Шрифт:
Я накинул плащ и по гремящим металлическим ступеням крутого трапа поднялся на палубу. Сразу же в лицо ударил плотный ветер, чуть не сдувший за борт шляпу с головы. Вовремя схватившись за поля, я успел удержать ее.
– Дольник дует! – послышалось из рубки.
Я оглянулся. За штурвалом стоял старый матрос, которого я приметил еще накануне, когда он веревочной шваброй мыл верхнюю палубу, перегоняя пассажиров с места на место. Все остальные матросы были мальчишки и как бы на одно лицо, только этот, со сморщенной, как печеное яблоко, физиономией, маленький, сухонький, резко отличался от всей команды. Сегодня он стоял за штурвалом в рубке.
«Дольник» – это ветер, дующий вдоль озера. Он разводит самую большую волну, разогнав и раскачав ее на шестидесятикилометровой длине озера. Упругие, шипящие валы катились навстречу пароходу и били в нос с правого борта. От каждого удара встречной волны пароход вздрагивал, толчком как бы откидывался назад, а в следующие секунды переваливался носом вперед и, заваливаясь на правый борт, качнувшись, начинал взбираться на следующий вал.
От ударов волн озерная вода сверкающими фонтанами взлетала перед носом парохода и, подхваченная ветром, обрушивалась на нижнюю палубу, где на якорном кабестане, облитом водой, вспыхивали солнечные блики.
Остров был уже виден. Пароход заворачивал вправо, и остров быстро приближался. Бортовая качка постепенно переходила в килевую, пароход перестал валиться с боку на бок, на палубе становилось спокойнее, только ветер все уплотнялся и крепчал по мере того, как впереди открывалась озерная гладь до горизонта.
Все, кто решил остаться на палубе, попрятались за рубку, и оттуда доносились смех и девичьи вскрикивания.

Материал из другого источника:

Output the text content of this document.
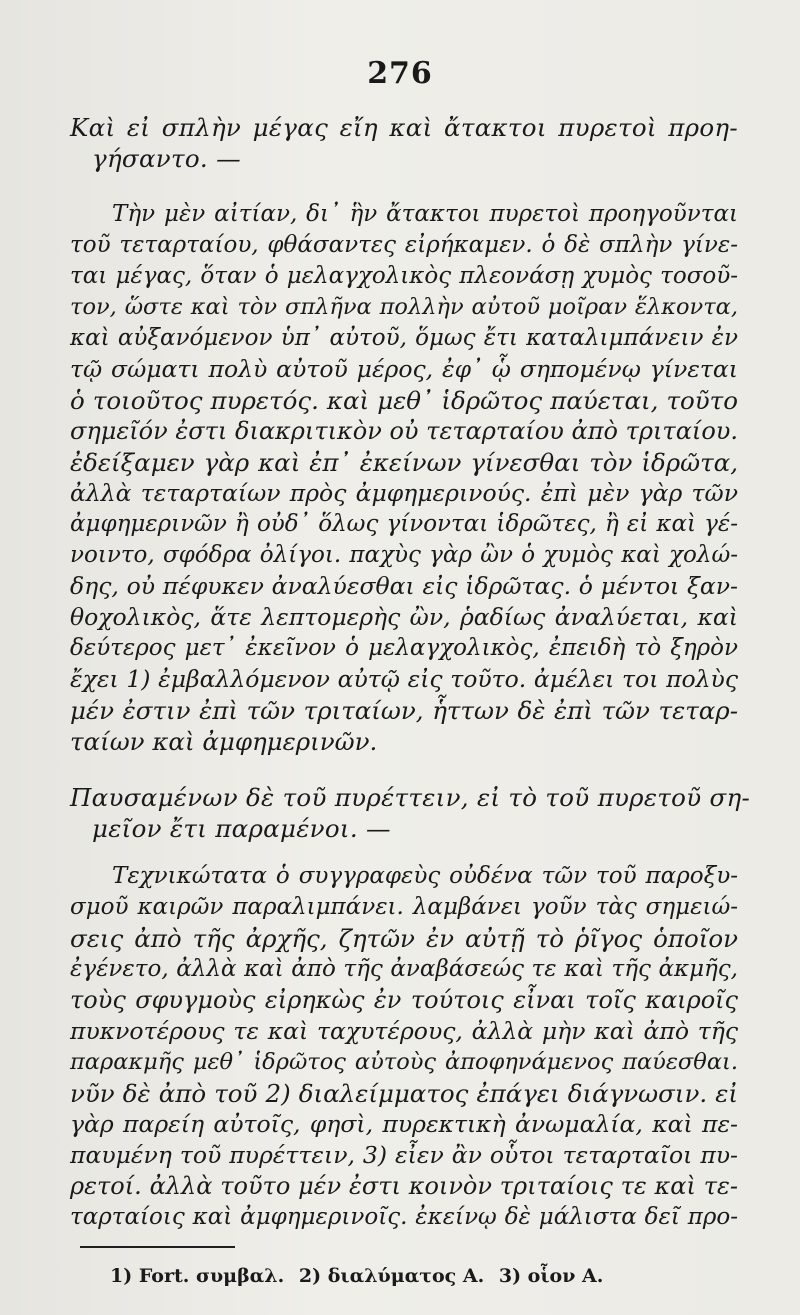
276
Καὶ εἰ σπλὴν μέγας εἴη καὶ ἄτακτοι πυρετοὶ προη-
γήσαντο. —
Τὴν μὲν αἰτίαν, δι᾽ ἣν ἄτακτοι πυρετοὶ προηγοῦνται
τοῦ τεταρταίου, φθάσαντες εἰρήκαμεν. ὁ δὲ σπλὴν γίνε-
ται μέγας, ὅταν ὁ μελαγχολικὸς πλεονάσῃ χυμὸς τοσοῦ-
τον, ὥστε καὶ τὸν σπλῆνα πολλὴν αὐτοῦ μοῖραν ἕλκοντα,
καὶ αὐξανόμενον ὑπ᾽ αὐτοῦ, ὅμως ἔτι καταλιμπάνειν ἐν
τῷ σώματι πολὺ αὐτοῦ μέρος, ἐφ᾽ ᾧ σηπομένῳ γίνεται
ὁ τοιοῦτος πυρετός. καὶ μεθ᾽ ἱδρῶτος παύεται, τοῦτο
σημεῖόν ἐστι διακριτικὸν οὐ τεταρταίου ἀπὸ τριταίου.
ἐδείξαμεν γὰρ καὶ ἐπ᾽ ἐκείνων γίνεσθαι τὸν ἱδρῶτα,
ἀλλὰ τεταρταίων πρὸς ἀμφημερινούς. ἐπὶ μὲν γὰρ τῶν
ἀμφημερινῶν ἢ οὐδ᾽ ὅλως γίνονται ἱδρῶτες, ἢ εἰ καὶ γέ-
νοιντο, σφόδρα ὀλίγοι. παχὺς γὰρ ὢν ὁ χυμὸς καὶ χολώ-
δης, οὐ πέφυκεν ἀναλύεσθαι εἰς ἱδρῶτας. ὁ μέντοι ξαν-
θοχολικὸς, ἅτε λεπτομερὴς ὢν, ῥαδίως ἀναλύεται, καὶ
δεύτερος μετ᾽ ἐκεῖνον ὁ μελαγχολικὸς, ἐπειδὴ τὸ ξηρὸν
ἔχει 1) ἐμβαλλόμενον αὐτῷ εἰς τοῦτο. ἀμέλει τοι πολὺς
μέν ἐστιν ἐπὶ τῶν τριταίων, ἧττων δὲ ἐπὶ τῶν τεταρ-
ταίων καὶ ἀμφημερινῶν.
Παυσαμένων δὲ τοῦ πυρέττειν, εἰ τὸ τοῦ πυρετοῦ ση-
μεῖον ἔτι παραμένοι. —
Τεχνικώτατα ὁ συγγραφεὺς οὐδένα τῶν τοῦ παροξυ-
σμοῦ καιρῶν παραλιμπάνει. λαμβάνει γοῦν τὰς σημειώ-
σεις ἀπὸ τῆς ἀρχῆς, ζητῶν ἐν αὐτῇ τὸ ῥῖγος ὁποῖον
ἐγένετο, ἀλλὰ καὶ ἀπὸ τῆς ἀναβάσεώς τε καὶ τῆς ἀκμῆς,
τοὺς σφυγμοὺς εἰρηκὼς ἐν τούτοις εἶναι τοῖς καιροῖς
πυκνοτέρους τε καὶ ταχυτέρους, ἀλλὰ μὴν καὶ ἀπὸ τῆς
παρακμῆς μεθ᾽ ἱδρῶτος αὐτοὺς ἀποφηνάμενος παύεσθαι.
νῦν δὲ ἀπὸ τοῦ 2) διαλείμματος ἐπάγει διάγνωσιν. εἰ
γὰρ παρείη αὐτοῖς, φησὶ, πυρεκτικὴ ἀνωμαλία, καὶ πε-
παυμένη τοῦ πυρέττειν, 3) εἶεν ἂν οὗτοι τεταρταῖοι πυ-
ρετοί. ἀλλὰ τοῦτο μέν ἐστι κοινὸν τριταίοις τε καὶ τε-
ταρταίοις καὶ ἀμφημερινοῖς. ἐκείνῳ δὲ μάλιστα δεῖ προ-
1) Fort. συμβαλ. 2) διαλύματος A. 3) οἷον A.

Большинство пассажиров были молодые парни и девицы.
Становилось видно уже, как волны разбиваются о валуны, из которых сложен остров, и там поминутно всплескивают вверх такие же фонтаны брызг, как и у нас, на носу парохода. Отчетливо разглядывались огромные кирпичные глыбы, оставшиеся от взорванных монастырских построек, уцелевшая колокольня уныло стояла над водой. Справа от нее одноэтажное кирпичное же здание бывшей монастырской гостиницы имело еще вполне жилой вид. Две деревянные лодки на цепях прыгали и метались по волнам с подветренной стороны острова. Там кто-то жил.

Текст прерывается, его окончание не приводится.